In particular, the multi-core IC 400 include a set of processing cores 410-1 to 410-M, a memory 430, and the matrix multiplier engine 440, all data coupled together via a data bus 420. The set of processing cores 410-1 to 410-M may include a machine learning (ML) core, image processing cores, facial feature extraction core, object detection core, speech-to-text processing cores, and/or other or different set of cores. These data processing cores 410-1 to 410-M may share the matrix multiplier engine 440 and memory 430 for performing various matrix multiplication operations in furtherance of their respective functions/operations.
The method 500 further includes performing a second set of MAC operations using a second set of accumulators concurrently with the transferring of the first set of resultant values from the first set of accumulators to the memory (block 520). Examples of means 620 for performing a second set of MAC operations using a second set of accumulators concurrently with the transferring of the first set of resultant values from the first set of accumulators to the memory include controller 140, the matrix multiplier engines 100 and 440, and the memories 150 and 430, an array of MAUs 210, and an array of MAUs 310.
Some of the components described herein may be implemented using a processor. A processor, as used herein, may be any dedicated circuit, processor-based hardware, a processing core of a system on chip (SOC), etc.
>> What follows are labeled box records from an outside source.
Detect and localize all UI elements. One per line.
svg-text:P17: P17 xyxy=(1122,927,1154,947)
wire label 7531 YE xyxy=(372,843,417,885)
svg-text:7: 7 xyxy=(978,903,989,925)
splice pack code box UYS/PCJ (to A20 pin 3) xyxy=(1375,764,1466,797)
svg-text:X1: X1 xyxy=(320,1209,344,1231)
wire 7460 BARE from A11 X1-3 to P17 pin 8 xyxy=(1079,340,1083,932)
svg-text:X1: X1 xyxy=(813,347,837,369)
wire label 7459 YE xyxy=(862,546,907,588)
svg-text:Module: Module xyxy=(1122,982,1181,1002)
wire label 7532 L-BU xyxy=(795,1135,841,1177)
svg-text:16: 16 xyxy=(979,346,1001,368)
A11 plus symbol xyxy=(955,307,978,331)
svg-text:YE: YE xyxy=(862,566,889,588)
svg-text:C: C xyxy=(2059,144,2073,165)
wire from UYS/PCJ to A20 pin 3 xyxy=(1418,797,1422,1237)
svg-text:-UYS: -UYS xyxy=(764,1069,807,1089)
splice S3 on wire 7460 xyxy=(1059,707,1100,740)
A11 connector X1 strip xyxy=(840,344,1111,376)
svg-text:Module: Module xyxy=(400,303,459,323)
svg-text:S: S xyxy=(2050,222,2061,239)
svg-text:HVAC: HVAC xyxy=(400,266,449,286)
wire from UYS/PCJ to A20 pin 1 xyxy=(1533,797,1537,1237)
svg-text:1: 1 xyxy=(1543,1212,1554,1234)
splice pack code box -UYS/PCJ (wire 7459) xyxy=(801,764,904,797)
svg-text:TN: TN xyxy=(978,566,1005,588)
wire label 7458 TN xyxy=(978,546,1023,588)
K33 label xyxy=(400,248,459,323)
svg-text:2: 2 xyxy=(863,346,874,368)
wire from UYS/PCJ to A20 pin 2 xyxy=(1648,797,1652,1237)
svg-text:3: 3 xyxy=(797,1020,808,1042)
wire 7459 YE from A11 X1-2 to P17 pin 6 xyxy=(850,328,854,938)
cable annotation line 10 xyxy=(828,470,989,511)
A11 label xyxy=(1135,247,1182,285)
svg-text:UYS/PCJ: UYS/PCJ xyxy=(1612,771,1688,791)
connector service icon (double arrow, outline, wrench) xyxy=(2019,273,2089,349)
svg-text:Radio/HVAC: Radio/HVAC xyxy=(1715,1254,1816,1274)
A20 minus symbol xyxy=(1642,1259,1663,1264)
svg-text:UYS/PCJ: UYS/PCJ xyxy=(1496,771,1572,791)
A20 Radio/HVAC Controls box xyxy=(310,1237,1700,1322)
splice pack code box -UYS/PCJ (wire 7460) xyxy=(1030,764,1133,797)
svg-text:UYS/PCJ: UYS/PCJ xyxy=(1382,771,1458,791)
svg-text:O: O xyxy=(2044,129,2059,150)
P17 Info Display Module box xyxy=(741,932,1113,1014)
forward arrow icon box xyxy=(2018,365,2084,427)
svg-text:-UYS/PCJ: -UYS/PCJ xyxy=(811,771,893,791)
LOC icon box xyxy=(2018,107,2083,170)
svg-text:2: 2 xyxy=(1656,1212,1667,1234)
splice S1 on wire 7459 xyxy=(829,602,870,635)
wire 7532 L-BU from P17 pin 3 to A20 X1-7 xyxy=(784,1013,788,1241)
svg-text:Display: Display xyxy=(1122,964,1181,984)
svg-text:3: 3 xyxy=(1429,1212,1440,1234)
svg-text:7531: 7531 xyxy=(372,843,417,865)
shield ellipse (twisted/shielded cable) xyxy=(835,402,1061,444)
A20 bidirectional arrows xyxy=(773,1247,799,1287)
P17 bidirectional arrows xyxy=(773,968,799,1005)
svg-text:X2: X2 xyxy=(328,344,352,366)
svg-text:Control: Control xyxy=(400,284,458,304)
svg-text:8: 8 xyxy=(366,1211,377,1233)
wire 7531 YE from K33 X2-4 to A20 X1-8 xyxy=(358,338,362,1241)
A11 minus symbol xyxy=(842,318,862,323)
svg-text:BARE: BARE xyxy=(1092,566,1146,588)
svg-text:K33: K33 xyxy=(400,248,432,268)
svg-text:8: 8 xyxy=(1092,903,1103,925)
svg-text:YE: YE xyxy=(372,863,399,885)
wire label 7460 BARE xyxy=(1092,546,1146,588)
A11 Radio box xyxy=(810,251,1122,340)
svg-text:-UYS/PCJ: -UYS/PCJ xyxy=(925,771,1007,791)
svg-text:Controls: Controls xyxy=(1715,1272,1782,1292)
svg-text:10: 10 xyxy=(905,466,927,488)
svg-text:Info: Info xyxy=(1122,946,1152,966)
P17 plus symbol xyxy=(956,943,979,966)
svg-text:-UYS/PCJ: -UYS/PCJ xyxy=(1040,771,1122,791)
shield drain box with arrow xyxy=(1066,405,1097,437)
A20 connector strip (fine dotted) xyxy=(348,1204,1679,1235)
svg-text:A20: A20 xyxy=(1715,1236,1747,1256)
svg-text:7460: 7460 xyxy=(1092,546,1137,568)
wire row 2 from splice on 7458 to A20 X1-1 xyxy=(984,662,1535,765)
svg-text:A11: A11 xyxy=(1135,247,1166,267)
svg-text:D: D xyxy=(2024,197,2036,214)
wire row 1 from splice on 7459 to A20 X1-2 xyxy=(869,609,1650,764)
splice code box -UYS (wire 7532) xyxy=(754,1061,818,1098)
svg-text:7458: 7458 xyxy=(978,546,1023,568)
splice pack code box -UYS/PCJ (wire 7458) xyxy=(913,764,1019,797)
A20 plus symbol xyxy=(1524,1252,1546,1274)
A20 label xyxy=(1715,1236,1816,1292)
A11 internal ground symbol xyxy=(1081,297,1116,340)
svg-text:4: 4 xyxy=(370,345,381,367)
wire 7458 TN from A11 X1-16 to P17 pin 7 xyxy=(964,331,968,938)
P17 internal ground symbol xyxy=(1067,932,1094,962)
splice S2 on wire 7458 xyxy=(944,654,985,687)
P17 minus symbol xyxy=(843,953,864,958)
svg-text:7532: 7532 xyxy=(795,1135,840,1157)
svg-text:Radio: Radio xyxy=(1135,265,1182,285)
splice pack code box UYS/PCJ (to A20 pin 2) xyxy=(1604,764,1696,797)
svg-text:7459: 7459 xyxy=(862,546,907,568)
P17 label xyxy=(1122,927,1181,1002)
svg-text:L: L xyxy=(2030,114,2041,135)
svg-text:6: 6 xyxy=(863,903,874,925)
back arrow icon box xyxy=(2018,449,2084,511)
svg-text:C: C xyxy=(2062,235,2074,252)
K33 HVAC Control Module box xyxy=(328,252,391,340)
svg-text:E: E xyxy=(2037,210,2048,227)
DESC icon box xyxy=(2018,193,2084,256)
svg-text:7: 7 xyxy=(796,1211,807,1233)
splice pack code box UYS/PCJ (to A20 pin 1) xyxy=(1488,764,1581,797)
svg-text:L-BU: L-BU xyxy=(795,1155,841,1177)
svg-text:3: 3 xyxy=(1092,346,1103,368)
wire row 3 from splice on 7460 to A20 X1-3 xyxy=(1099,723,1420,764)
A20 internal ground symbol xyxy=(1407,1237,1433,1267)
Hardware examples of a processor may include microprocessors, microcontrollers, digital signal processors (DSPs), field programmable gate arrays (FPGAs), programmable logic devices (PLDs), state machines, gated logic, discrete hardware circuits, and other suitable hardware configured to perform the various functionality described throughout this disclosure.
The processor may be coupled to memory (e.g., generally a computer-readable media or medium), such as a magnetic storage device (e.g., hard disk, floppy disk, magnetic strip), an optical disk (e.g., a compact disc (CD) or a digital versatile disc (DVD)), a smart card, a flash memory device (e.g., a card, a stick, or a key drive), a random access memory (RAM), a read only memory (ROM), a programmable ROM (PROM), an erasable PROM (EPROM), an electrically erasable PROM (EEPROM), a register, a removable disk, and any other suitable medium for storing software and/or instructions that may be accessed and read by a computer. The memory may store computer-executable code (e.g., software). Software shall be construed broadly to mean instructions, instruction sets, code, code segments, program code, programs, subprograms, software modules, applications, software applications, software packages, routines, subroutines, objects, executables, threads of execution, procedures/processes, functions, etc., whether referred to as software, firmware, middleware, microcode, hardware description language, or otherwise.
The following provides an overview of aspects of the present disclosure:
The previous description of the disclosure is provided to enable any person skilled in the art to make or use the disclosure. Various modifications to the disclosure will be readily apparent to those skilled in the art, and the generic principles defined herein may be applied to other variations without departing from the spirit or scope of the disclosure. Thus, the disclosure is not intended to be limited to the examples described herein but is to be accorded the widest scope consistent with the principles and novel features disclosed herein.